S.: (laughs) Okay, listen to this, B.
B.: I didn't tell you my name!
S.: Right, sorry. We seem to have forgotten: I'm a spy. ... Okay, listen.
G.: So, B., you got a hot date this weekend?
B.: No.
G.: Come again?
B.: I mean, yes.
G.: With who?
B.: Hmmm. I don't know.
G.: Come again?
B.: Hmm. Okay.
G.:
B.:
G.:
B.:
G.:
B.: Oh, my.
S.: You get that?
B.: You're a spy.
S.: Yeah, I thought we covered that.
B.: He's buying massive supplies of drugs!
S.: Don't lie to me now.
B.: I don't really know what he's doing in Baltimore.
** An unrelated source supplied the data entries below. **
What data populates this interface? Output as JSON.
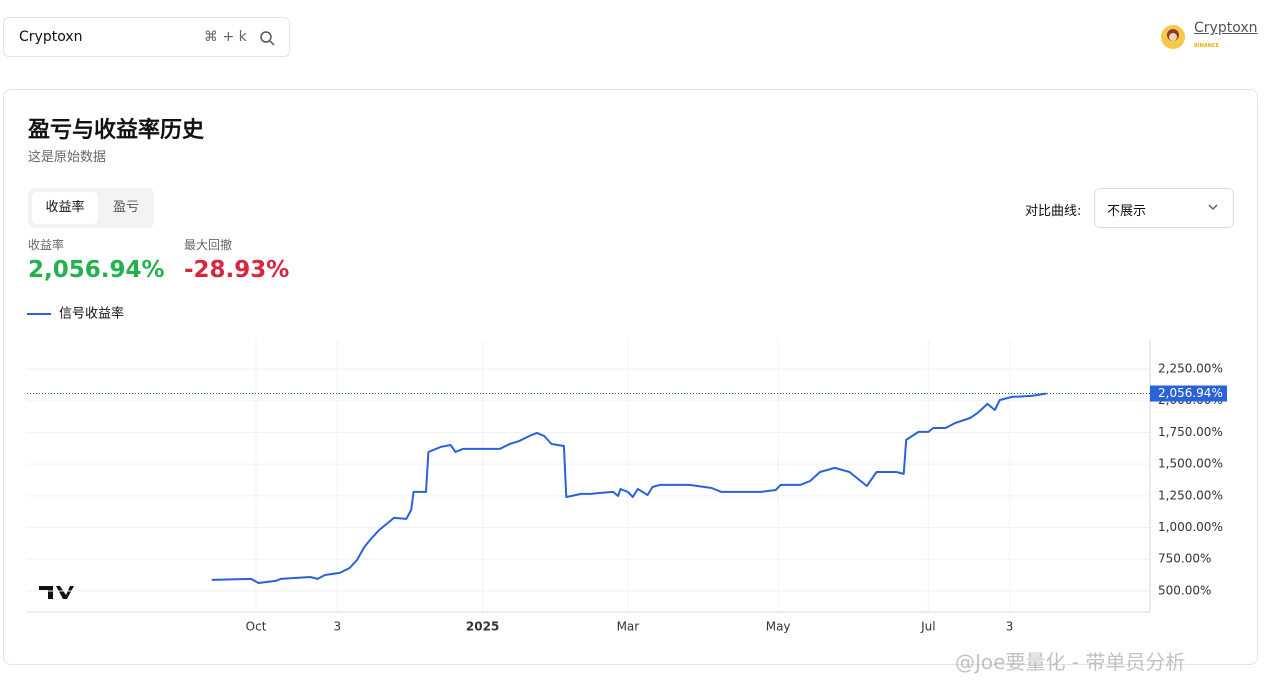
{
  "search": {
    "text": "Cryptoxn",
    "shortcut": "⌘ + k"
  },
  "user": {
    "name": "Cryptoxn",
    "badge": "BINANCE"
  },
  "card": {
    "title": "盈亏与收益率历史",
    "subtitle": "这是原始数据",
    "tabs": [
      "收益率",
      "盈亏"
    ],
    "compare_label": "对比曲线:",
    "compare_value": "不展示",
    "stats": [
      {
        "label": "收益率",
        "value": "2,056.94%"
      },
      {
        "label": "最大回撤",
        "value": "-28.93%"
      }
    ]
  },
  "chart_data": {
    "type": "line",
    "xlim": [
      -93,
      363
    ],
    "ylim": [
      334,
      2479
    ],
    "xticks": [
      {
        "value": 0,
        "label": "Oct"
      },
      {
        "value": 33,
        "label": "3"
      },
      {
        "value": 92,
        "label": "2025"
      },
      {
        "value": 151,
        "label": "Mar"
      },
      {
        "value": 212,
        "label": "May"
      },
      {
        "value": 273,
        "label": "Jul"
      },
      {
        "value": 306,
        "label": "3"
      }
    ],
    "yticks": [
      {
        "value": 500,
        "label": "500.00%"
      },
      {
        "value": 750,
        "label": "750.00%"
      },
      {
        "value": 1000,
        "label": "1,000.00%"
      },
      {
        "value": 1250,
        "label": "1,250.00%"
      },
      {
        "value": 1500,
        "label": "1,500.00%"
      },
      {
        "value": 1750,
        "label": "1,750.00%"
      },
      {
        "value": 2000,
        "label": "2,000.00%"
      },
      {
        "value": 2250,
        "label": "2,250.00%"
      }
    ],
    "grid": true,
    "series": [
      {
        "name": "信号收益率",
        "color": "#2962d9",
        "x": [
          -18,
          -2,
          1,
          8,
          10,
          22,
          25,
          28,
          34,
          38,
          41,
          44,
          47,
          50,
          54,
          56,
          61,
          63,
          64,
          69,
          70,
          75,
          79,
          81,
          84,
          91,
          99,
          103,
          107,
          111,
          114,
          117,
          120,
          125,
          126,
          128,
          132,
          136,
          140,
          145,
          147,
          148,
          151,
          153,
          155,
          159,
          161,
          164,
          176,
          185,
          189,
          195,
          205,
          211,
          213,
          221,
          225,
          229,
          235,
          241,
          245,
          248,
          252,
          260,
          263,
          264,
          269,
          273,
          275,
          280,
          284,
          290,
          293,
          297,
          300,
          302,
          307,
          315,
          321
        ],
        "values": [
          587,
          595,
          563,
          579,
          595,
          610,
          595,
          626,
          642,
          681,
          744,
          847,
          918,
          981,
          1044,
          1076,
          1068,
          1139,
          1281,
          1281,
          1596,
          1636,
          1651,
          1596,
          1620,
          1620,
          1620,
          1659,
          1683,
          1722,
          1746,
          1722,
          1659,
          1643,
          1241,
          1249,
          1265,
          1265,
          1273,
          1281,
          1249,
          1304,
          1281,
          1241,
          1304,
          1257,
          1320,
          1336,
          1336,
          1312,
          1281,
          1281,
          1281,
          1296,
          1336,
          1336,
          1367,
          1438,
          1470,
          1438,
          1375,
          1328,
          1438,
          1438,
          1423,
          1691,
          1754,
          1754,
          1785,
          1785,
          1825,
          1864,
          1904,
          1975,
          1927,
          2006,
          2030,
          2038,
          2056.94
        ]
      }
    ],
    "last_label": {
      "value": 2056.94,
      "label": "2,056.94%"
    }
  },
  "watermark": "@Joe要量化 - 带单员分析"
}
But he's sort of an Orioles fan.
S.: It's winter.
B.: They play basketball in winter, don't they? I mean, it's indoors.
S.: ... Yeah, right. Okay. Well, thanks for your time.
B.: That's it?
S.: Yeah. We got another source to roust up.
B.: You're not going to stuff a soaked rag in my mouth and dump me in a car trunk and push it off a bridge?
S.: Nah.
B.: Well, at least seduce me.
S.: I don't drink martinis. I don't sleep with sources, either.
B.: Does Q.?
S.: ... Yeah, Q. says he's interested. He says he'll meet you in the ladies' room in two.